CHICAGO — The Missouri Legislature wrapped things up on Friday, adjourning after completing work in recent weeks on a $24 billion fiscal 2013 budget that relies in part on some upfront savings in two upcoming bond refundings.
The Legislature rejected a measure that would have allowed the Missouri Department of Transportation to impose tolls on Interstate 70 and enter into a public-private partnership to finance a $2 billion to $4 billion rebuilding and expansion of the aging highway.
Lawmakers floated a flurry of bills that would have influenced future local and state borrowing by requiring a public vote for appropriation bonds and overhauling tax credits, but none received final approval.
The legislation stemmed from anger over the city of Moberly’s default on $39 million of bonds behind which it put an appropriation pledge to help finance a sugar substitute manufacturing plant. The Chinese company behind the project, Mamtek US Inc., has abandoned it and defaulted on city payments. The project is the subject of a bondholder lawsuit, and various local, state and federal regulators are investigating it.
Lawmakers approved a spending plan about $50 million below Gov. Jay Nixon’s original budget proposal. The plan keeps intact funding for a health care program for the blind and veterans homes that will be supported by a dedicated funding stream in the form of casino fees.
The spending plan provides 2% employee raises for many state workers, cuts nearly 1,000 positions, and holds the line on taxes.
It relies on increased lottery revenue, includes a modest $5 million increase for kindergarten through 12th grade, and restores cuts to funding for public universities proposed by Nixon.
The budget also taps $40 million of the state’s $196 million share of the national mortgage settlement with banks. The budget does not authorize any new borrowing.
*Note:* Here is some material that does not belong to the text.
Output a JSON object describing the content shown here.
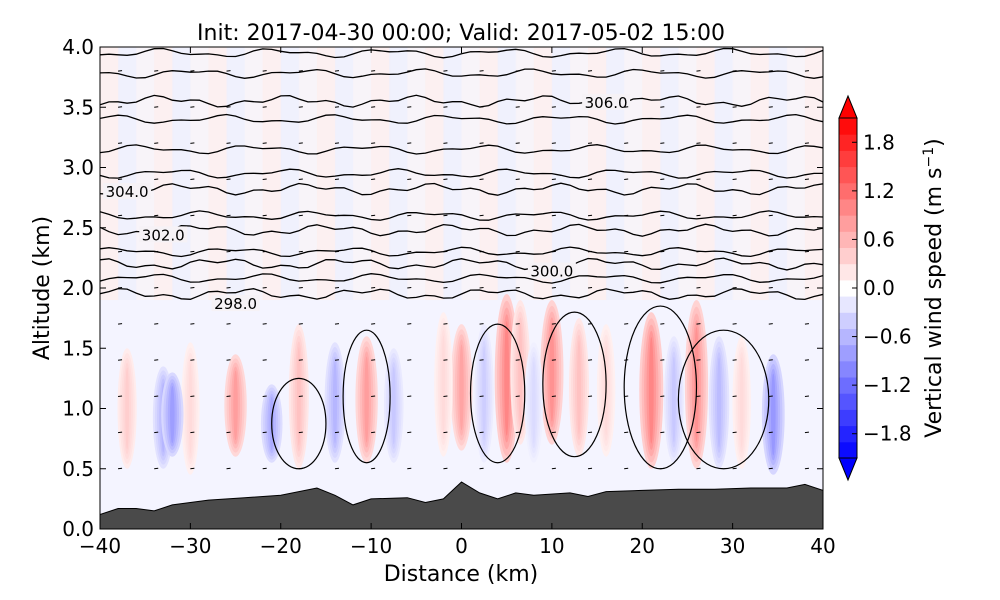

Nixon said in a statement of the budget: “I will continue to ensure that we have a balanced budget that holds the line on taxes … as I give this budget a very thorough review over the next several weeks, Missourians should know that we’ll continue to live within our means and hold the line on taxes, while doing everything possible to help businesses grow and create jobs.”
The budget relies on some upfront savings by pushing off near-term maturities in two refundings.
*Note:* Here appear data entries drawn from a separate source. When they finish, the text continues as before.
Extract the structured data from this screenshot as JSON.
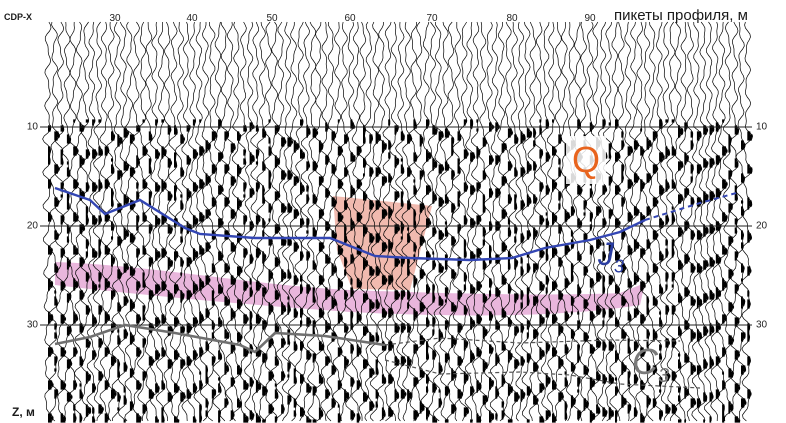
{
  "header": {
    "cdp_label": "CDP-X",
    "profile_label": "пикеты профиля, м",
    "picket_ticks": [
      "30",
      "40",
      "50",
      "60",
      "70",
      "80",
      "90"
    ]
  },
  "depth_axis": {
    "unit_label": "Z, м",
    "left_ticks": [
      "10",
      "20",
      "30"
    ],
    "right_ticks": [
      "10",
      "20",
      "30"
    ]
  },
  "layers": {
    "q": {
      "text": "Q",
      "color": "#e8641e"
    },
    "j": {
      "base": "J",
      "sub": "3",
      "color": "#2b3da0"
    },
    "c": {
      "base": "C",
      "sub": "3",
      "color": "#7a7a7a"
    }
  },
  "colors": {
    "horizon_blue": "#3346b4",
    "horizon_gray": "#6f6f6f",
    "reflector_band": "#e5a9d6",
    "anomaly_fill": "#efb3a6",
    "trace_ink": "#000000"
  }
}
While rating agencies frown on such one-time maneuvers as a sign of fiscal stress, the refundings also will generate significant present-value savings, and in some cases the state will shorten the final maturity schedule.
“We still have significant present-value savings in addition to the budget relief,” said Stacy Neal, director of accounting in the state’s office of administration.
In June, the state will seek approval from the Board of Fund Commissioners to current refund in a competitive transaction up to $175 million of general obligation bonds with roughly 14% in present-value savings expected. About $23 million in upfront savings would be taken in fiscal 2013. A September sale is planned.
Officials will also ask for approval from the Board of Public Buildings for an advance refunding of up to $315 million of revenue bonds from a 2003 issue. The deal, expected to sell in early August, will generate about 11.6% in present-value savings and provide $20 million in upfront budgetary relief and another $16 million in fiscal 2014.
Ahead of a refunding last fall, the rating agencies affirmed Missouri’s triple-A ratings on $500 million of outstanding GO debt, and ratings one notch lower on $790 million of appropriation and special obligation bonds.
The ratings benefit from conservative financial operations, a broad and diverse economy, and a budget reserve equal to 7.5% of net general fund revenues that provides liquidity.
The state closed out fiscal 2011 with an ending cash balance of $379 million, up from $184 million a year earlier. Other positives are the state’s constitutional ability to withhold spending in response to revenue shortfalls and an adequately funded pension system at 80%.
Challenges include a limited ability to raise revenue without voter approval and economic exposure to a shaky manufacturing sector.